As the saying goes, nothing in this world can be said to be certain, except death and taxes.  While it could be debated that some are able to dodge paying their fair share of taxes, death is a virtual certainty for us mortal human beings. 

Resource for Understanding your Ancestor’s Cause of Death

As genealogists, we seek to find answers to the question of how our ancestors met their demise.  What is needed is a reliable guide that explains in detail each cause of death to give us insights into our own ancestor's final hours.  While doing research into the causes of infant mortality, I ran across a really good reference that does just that.  The book is titled How Our Ancestors Died: A Guide for Family Historians written by Simon Wills.

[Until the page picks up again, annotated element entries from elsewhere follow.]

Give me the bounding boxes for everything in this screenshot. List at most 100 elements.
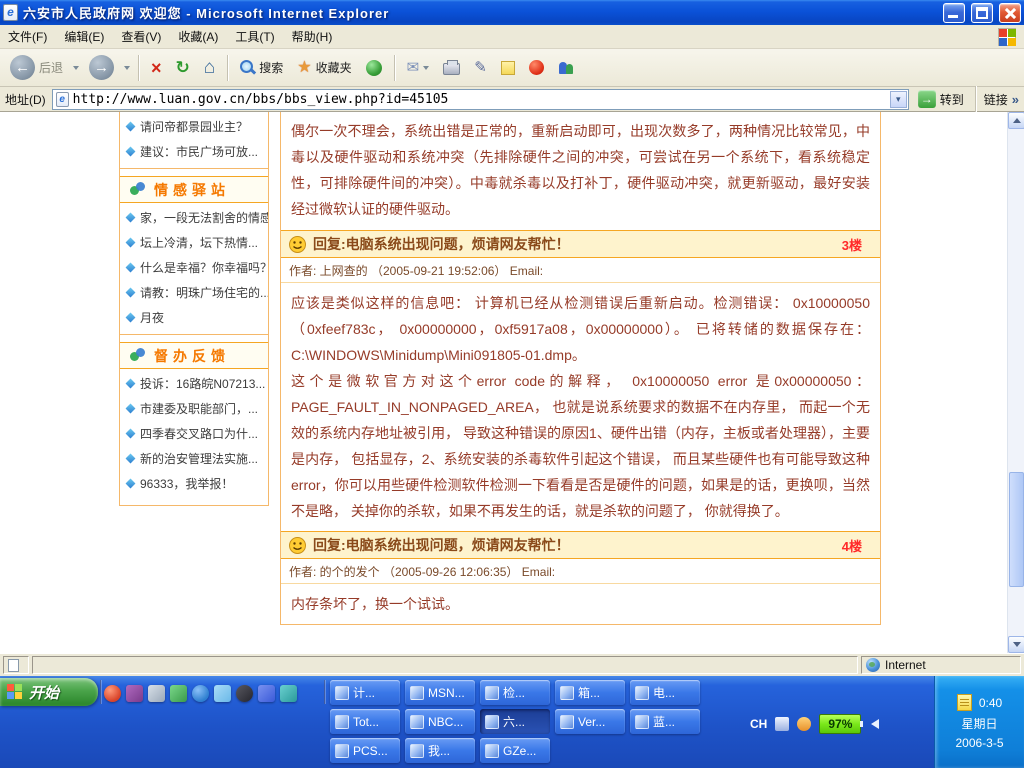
- sidebar-link-label: 什么是幸福？你幸福吗？: [140, 259, 268, 276]
- stop-button[interactable]: ×: [147, 57, 166, 79]
- sidebar-link[interactable]: 什么是幸福？你幸福吗？: [120, 255, 268, 280]
- tray-app-icon[interactable]: [797, 717, 811, 731]
- task-label: 计...: [353, 684, 375, 701]
- taskbar-task-button[interactable]: Tot...: [330, 709, 400, 734]
- volume-icon[interactable]: [871, 719, 879, 729]
- taskbar-task-button-active[interactable]: 六...: [480, 709, 550, 734]
- close-button[interactable]: [999, 3, 1021, 23]
- taskbar-task-button[interactable]: 箱...: [555, 680, 625, 705]
- go-label: 转到: [940, 91, 964, 108]
- title-bar: e 六安市人民政府网 欢迎您 - Microsoft Internet Expl…: [0, 0, 1024, 25]
- scroll-down-button[interactable]: [1008, 636, 1024, 653]
- taskbar-task-button[interactable]: NBC...: [405, 709, 475, 734]
- clock-area[interactable]: 0:40 星期日 2006-3-5: [934, 676, 1024, 768]
- media-player-icon[interactable]: [104, 685, 121, 702]
- edit-button[interactable]: ✎: [470, 58, 491, 77]
- bullet-icon: [126, 238, 136, 248]
- menu-tools[interactable]: 工具(T): [235, 28, 274, 45]
- sidebar-link[interactable]: 96333，我举报！: [120, 471, 268, 496]
- search-button[interactable]: 搜索: [236, 57, 287, 78]
- notes-icon[interactable]: [957, 694, 972, 711]
- tray-keyboard-icon[interactable]: [775, 717, 789, 731]
- messenger-icon[interactable]: [126, 685, 143, 702]
- sidebar-link[interactable]: 月夜: [120, 305, 268, 330]
- sidebar-link-label: 请问帝都景园业主？: [140, 118, 248, 135]
- forward-icon: →: [89, 55, 114, 80]
- menu-edit[interactable]: 编辑(E): [64, 28, 104, 45]
- taskbar-divider: [324, 680, 326, 704]
- address-bar: 地址(D) e http://www.luan.gov.cn/bbs/bbs_v…: [0, 87, 1024, 112]
- sidebar-link[interactable]: 新的治安管理法实施...: [120, 446, 268, 471]
- forward-button[interactable]: →: [85, 53, 118, 82]
- menu-file[interactable]: 文件(F): [8, 28, 47, 45]
- sidebar-link[interactable]: 坛上冷清，坛下热情...: [120, 230, 268, 255]
- address-dropdown-button[interactable]: ▾: [890, 91, 907, 108]
- messenger-button[interactable]: [554, 58, 579, 77]
- forward-dropdown-icon[interactable]: [124, 66, 130, 70]
- back-button[interactable]: ← 后退: [6, 53, 67, 82]
- taskbar-task-button[interactable]: 电...: [630, 680, 700, 705]
- go-button[interactable]: → 转到: [915, 90, 967, 108]
- start-button[interactable]: 开始: [0, 678, 98, 706]
- section-title: 督办反馈: [154, 346, 230, 366]
- sidebar-link[interactable]: 市建委及职能部门，...: [120, 396, 268, 421]
- refresh-button[interactable]: ↻: [172, 57, 194, 79]
- green-app-icon[interactable]: [170, 685, 187, 702]
- menu-view[interactable]: 查看(V): [121, 28, 161, 45]
- links-chevron-icon: »: [1012, 92, 1019, 107]
- sidebar-section-feedback[interactable]: 督办反馈: [120, 342, 268, 369]
- back-dropdown-icon[interactable]: [73, 66, 79, 70]
- taskbar-task-button[interactable]: PCS...: [330, 738, 400, 763]
- window-title: 六安市人民政府网 欢迎您 - Microsoft Internet Explor…: [23, 3, 937, 22]
- taskbar-task-button[interactable]: 蓝...: [630, 709, 700, 734]
- links-label: 链接: [984, 91, 1008, 108]
- home-button[interactable]: ⌂: [200, 56, 219, 79]
- sidebar-link[interactable]: 请问帝都景园业主？: [120, 114, 268, 139]
- sidebar-link[interactable]: 家，一段无法割舍的情感: [120, 205, 268, 230]
- menu-favorites[interactable]: 收藏(A): [178, 28, 218, 45]
- taskbar-task-button[interactable]: 检...: [480, 680, 550, 705]
- msn-icon[interactable]: [258, 685, 275, 702]
- task-label: MSN...: [428, 686, 465, 700]
- address-input[interactable]: e http://www.luan.gov.cn/bbs/bbs_view.ph…: [52, 89, 909, 110]
- sidebar-link[interactable]: 四季春交叉路口为什...: [120, 421, 268, 446]
- discuss-button[interactable]: [497, 59, 519, 77]
- battery-indicator[interactable]: 97%: [819, 714, 861, 734]
- web-app-icon[interactable]: [214, 685, 231, 702]
- print-button[interactable]: [439, 58, 464, 77]
- sidebar-link[interactable]: 请教：明珠广场住宅的...: [120, 280, 268, 305]
- media-button[interactable]: [362, 58, 386, 78]
- toolbar-separator: [227, 55, 228, 81]
- app-icon: [335, 744, 349, 758]
- internet-explorer-icon[interactable]: [192, 685, 209, 702]
- disk-icon[interactable]: [148, 685, 165, 702]
- author-line: 作者: 的个的发个 （2005-09-26 12:06:35） Email:: [281, 559, 880, 584]
- mail-button[interactable]: ✉: [403, 58, 434, 77]
- taskbar-task-button[interactable]: MSN...: [405, 680, 475, 705]
- vertical-scrollbar[interactable]: [1007, 112, 1024, 653]
- task-button-grid: 计... MSN... 检... 箱... 电... Tot... NBC...…: [330, 680, 700, 767]
- maximize-button[interactable]: [971, 3, 993, 23]
- taskbar-task-button[interactable]: GZe...: [480, 738, 550, 763]
- taskbar-task-button[interactable]: 计...: [330, 680, 400, 705]
- sidebar-link[interactable]: 投诉：16路皖N07213...: [120, 371, 268, 396]
- input-method-indicator[interactable]: CH: [750, 717, 767, 731]
- sidebar-section-emotion[interactable]: 情感驿站: [120, 176, 268, 203]
- minimize-button[interactable]: [943, 3, 965, 23]
- favorites-button[interactable]: ★ 收藏夹: [293, 57, 355, 78]
- scroll-up-button[interactable]: [1008, 112, 1024, 129]
- status-zone-panel: Internet: [861, 656, 1021, 674]
- sidebar-link-label: 请教：明珠广场住宅的...: [140, 284, 268, 301]
- reply-body-3: 应该是类似这样的信息吧： 计算机已经从检测错误后重新启动。检测错误： 0x100…: [281, 283, 880, 531]
- qq-button[interactable]: [525, 58, 548, 77]
- sidebar-link[interactable]: 建议：市民广场可放...: [120, 139, 268, 164]
- people-icon[interactable]: [280, 685, 297, 702]
- menu-help[interactable]: 帮助(H): [292, 28, 333, 45]
- links-button[interactable]: 链接 »: [984, 91, 1019, 108]
- taskbar-task-button[interactable]: 我...: [405, 738, 475, 763]
- taskbar-task-button[interactable]: Ver...: [555, 709, 625, 734]
- discuss-icon: [501, 61, 515, 75]
- scrollbar-thumb[interactable]: [1009, 472, 1024, 587]
- qq-icon[interactable]: [236, 685, 253, 702]
- thread-view: 偶尔一次不理会，系统出错是正常的，重新启动即可，出现次数多了，两种情况比较常见，…: [280, 112, 881, 625]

First, let me apologize for the dark and morbid subject matter that this subject covers.  For those of delicate sensibilities, you may want to stop reading now and move on to a lighter subject.  Otherwise, let’s press on.

One caveat about the book I want to make clear right away is that the author, Simon Wells, is British and the book is focused on causes of death in Britain.  The truth of the matter is that people die from the same causes regardless of where they reside across the globe.  The cause of death discussions in the book are quite relevant regardless of what country your relatives resided, so it is important to not overlook this book for that reason.

The author focused his research using details pulled from death records dating from the last 200 years.  He does an excellent job of covering the full array of causes of death including chapters, in alphabetical order, on accidents and disasters, alcoholism, cancer, chest conditions, children and infection, cholera, diet and starvation, dysentery and bowel infections, epilepsy and strokes, execution and murder, heart conditions, influenza, mental illness and suicide, opium addiction, plague, pregnancy and childbirth, scurvy, smallpox, tropical infections, tuberculosis, typhus, venereal disease, war and wounds.  The completeness with which Wills covers these subjects makes this book excellent as a reference.

I must say that, even with its dark subject matter, this book was a thoroughly enjoyable read and very informative.  I would recommend this book to genealogists of all skill levels, specifically to anyone writing ancestor narratives which include causes of death.  The book should help the reader to understand each cause thoroughly and fill in details that they may not have thought of.